To deal with the issue, Vietnam has emphasized the importance of adapting to population aging, providing necessary health care for the elderly, and encouraging the development of health care facilities to meet the needs of older persons, according to Vietnam’s Deputy Health Minister Truong Quoc Cuong.

It is necessary to strengthen cross-sectoral coordination and participation of all stakeholders to build a dynamic and healthy aging society, he added.

 Ms. Naomi Kitahara, UNFPA Representative in Vietnam. Photo: UNFPA

Addressing the event, Ms. Naomi Kitahara, UNFPA Representative in Vietnam, said “Population aging is not the subject to be ignored in the 2030 Sustainable Development Agenda. Population aging happens not because of mortality decline, or because people live longer, but largely because fertility declines. All countries in the world including Vietnam must be prepared for aging when couples start to have a smaller family. Vietnam must envision a new paradigm that aligns demographic aging with economic and social growth and ensures social inclusion of the elderly”.

Aging in ASEAN

 WHO Representative in Vietnam Dr Kidong Park (2nd left) and representatives of ASEAN member states. Photo: UNFPA

Population aging is a global phenomenon. Virtually every country in the world is experiencing growth in both the size and the proportion of older persons in the population. ASEAN countries are not exceptions.

In 2019, the number of older persons in ASEAN is more than 45 million population aged 65 years or more, accounting for 7% of total ASEAN’s population. This number is projected to be respectively 132 million persons and 16.7% by 2050.

 Representatives from ASEAN member states attend the event. Photo: UNFPA

Aging in ASEAN has been discussed at the workshop titled “Strengthening Stakeholders Cooperation in Promoting Active Ageing and Mental Health in ASEAN” held in Hanoi by Vietnam’s Ministry of Health in collaboration with the Economic Research Institute for ASEAN and East Asia (ERIA), the United Nation Population Fund (UNFPA), and the World Health Organization (WHO).

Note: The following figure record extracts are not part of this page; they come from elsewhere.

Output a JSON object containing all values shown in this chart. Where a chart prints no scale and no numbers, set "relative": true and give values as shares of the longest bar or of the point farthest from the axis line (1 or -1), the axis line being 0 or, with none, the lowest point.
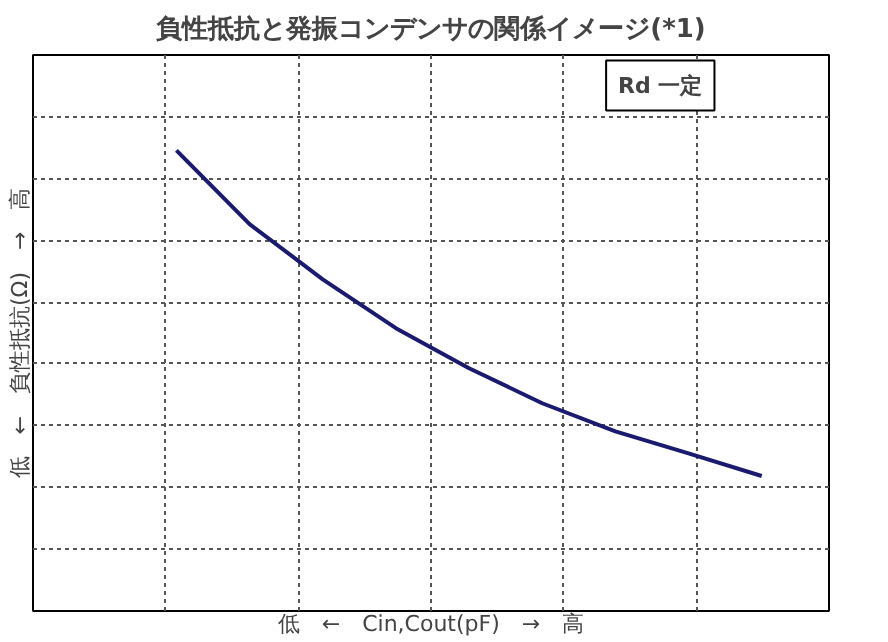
{
  "chart_data": {
    "type": "line",
    "title": "負性抵抗と発振コンデンサの関係イメージ(*1)",
    "xlabel": "低　←　Cin,Cout(pF)　→　高",
    "ylabel": "低　←　負性抵抗(Ω)　→　高",
    "relative": true,
    "categories": [
      null,
      null,
      null,
      null,
      null,
      null,
      null,
      null,
      null
    ],
    "series": [
      {
        "color": "#1a1a6e",
        "values": [
          1,
          0.84,
          0.72,
          0.614,
          0.527,
          0.451,
          0.39,
          0.342,
          0.293
        ]
      }
    ],
    "annotations": [
      "Rd 一定"
    ],
    "grid": true,
    "line_style": "solid",
    "marker": "none"
  }
}
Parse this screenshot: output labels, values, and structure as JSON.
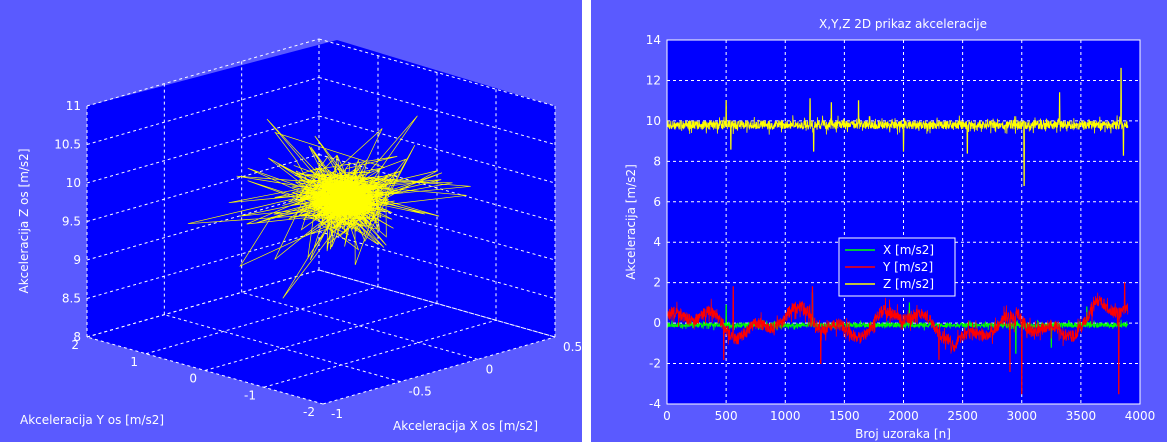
{
  "chart_data": [
    {
      "type": "line",
      "projection": "3d",
      "title": "",
      "xlabel": "Akceleracija X os [m/s2]",
      "ylabel": "Akceleracija Y os [m/s2]",
      "zlabel": "Akceleracija Z os [m/s2]",
      "xticks": [
        "-1",
        "-0.5",
        "0",
        "0.5"
      ],
      "yticks": [
        "-2",
        "-1",
        "0",
        "1",
        "2"
      ],
      "zticks": [
        "8",
        "8.5",
        "9",
        "9.5",
        "10",
        "10.5",
        "11"
      ],
      "xlim": [
        -1,
        0.5
      ],
      "ylim": [
        -2,
        2
      ],
      "zlim": [
        8,
        11
      ],
      "grid": true,
      "series": [
        {
          "color": "#ffff00",
          "n_points": 3900,
          "x_center": -0.1,
          "y_center": 0.0,
          "z_center": 9.7,
          "z_range_observed": [
            8.3,
            10.9
          ]
        }
      ],
      "colors": {
        "figure_bg": "#5a5aff",
        "axes_bg": "#0000ff",
        "grid": "#ffffff",
        "series": "#ffff00"
      }
    },
    {
      "type": "line",
      "title": "X,Y,Z 2D prikaz akceleracije",
      "xlabel": "Broj uzoraka [n]",
      "ylabel": "Akceleracija [m/s2]",
      "xlim": [
        0,
        4000
      ],
      "ylim": [
        -4,
        14
      ],
      "xticks": [
        "0",
        "500",
        "1000",
        "1500",
        "2000",
        "2500",
        "3000",
        "3500",
        "4000"
      ],
      "yticks": [
        "-4",
        "-2",
        "0",
        "2",
        "4",
        "6",
        "8",
        "10",
        "12",
        "14"
      ],
      "grid": true,
      "legend": {
        "placement": "center-left",
        "entries": [
          "X [m/s2]",
          "Y [m/s2]",
          "Z [m/s2]"
        ]
      },
      "series": [
        {
          "name": "X [m/s2]",
          "color": "#00ff00",
          "mean": -0.1,
          "spikes": [
            [
              500,
              0.9
            ],
            [
              1230,
              1.5
            ],
            [
              2050,
              1.0
            ],
            [
              2950,
              -1.5
            ],
            [
              3250,
              -1.2
            ],
            [
              3550,
              0.8
            ]
          ]
        },
        {
          "name": "Y [m/s2]",
          "color": "#ff0000",
          "mean": 0.0,
          "spikes": [
            [
              480,
              -1.8
            ],
            [
              560,
              1.8
            ],
            [
              1230,
              1.8
            ],
            [
              1300,
              -2.0
            ],
            [
              2300,
              -1.8
            ],
            [
              2900,
              -2.4
            ],
            [
              3000,
              -3.5
            ],
            [
              3820,
              -3.5
            ],
            [
              3870,
              2.0
            ]
          ]
        },
        {
          "name": "Z [m/s2]",
          "color": "#ffff00",
          "mean": 9.8,
          "spikes": [
            [
              500,
              11.0
            ],
            [
              540,
              8.6
            ],
            [
              1210,
              11.1
            ],
            [
              1240,
              8.5
            ],
            [
              1390,
              10.9
            ],
            [
              1620,
              11.0
            ],
            [
              2000,
              8.5
            ],
            [
              2540,
              8.4
            ],
            [
              3020,
              6.8
            ],
            [
              3320,
              11.4
            ],
            [
              3840,
              12.6
            ],
            [
              3860,
              8.3
            ]
          ]
        }
      ],
      "colors": {
        "figure_bg": "#5a5aff",
        "axes_bg": "#0000ff",
        "grid": "#ffffff"
      }
    }
  ]
}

The workshop that marked the participation of more than 170 people both online and offline from 10 ASEAN member states was organized as an event of Vietnam chairmanship of ASEAN 2020 to share experience and strengthen cooperation among stakeholders in promoting active aging and mental health for older persons in ASEAN community.

 The event draws a large number of participants. Photo: UNFPA

Participants discussed the current situation, the trend of aging in ASEAN, health statues especially mental health, and care needs of older persons. International experts from ERIA, UNFPA, WHO and ASEAN member states shared experiences and lessons learned on how to promote healthy active aging in the ASEAN community, particularly in the context of the Covid-19 pandemic.

In 2020, the Covid-19 pandemic amplifies and highlights the vulnerabilities and specific needs of older persons. It is clear that the fatality rate for older persons is higher, and for those over 80, it is five times higher than the global average. Older persons must be a priority in ASEAN community’s efforts to overcome the pandemic to ensure no one is left behind in humanitarian response as well as in development effort.

Regarding aging, in 2020, an estimated of over 700 million persons aged 65 years or over is recorded worldwide, accounting for 9.1% of the world’s population. This number might be more than double by 2050 with more than 1.5 billion and 15.5%, respectively.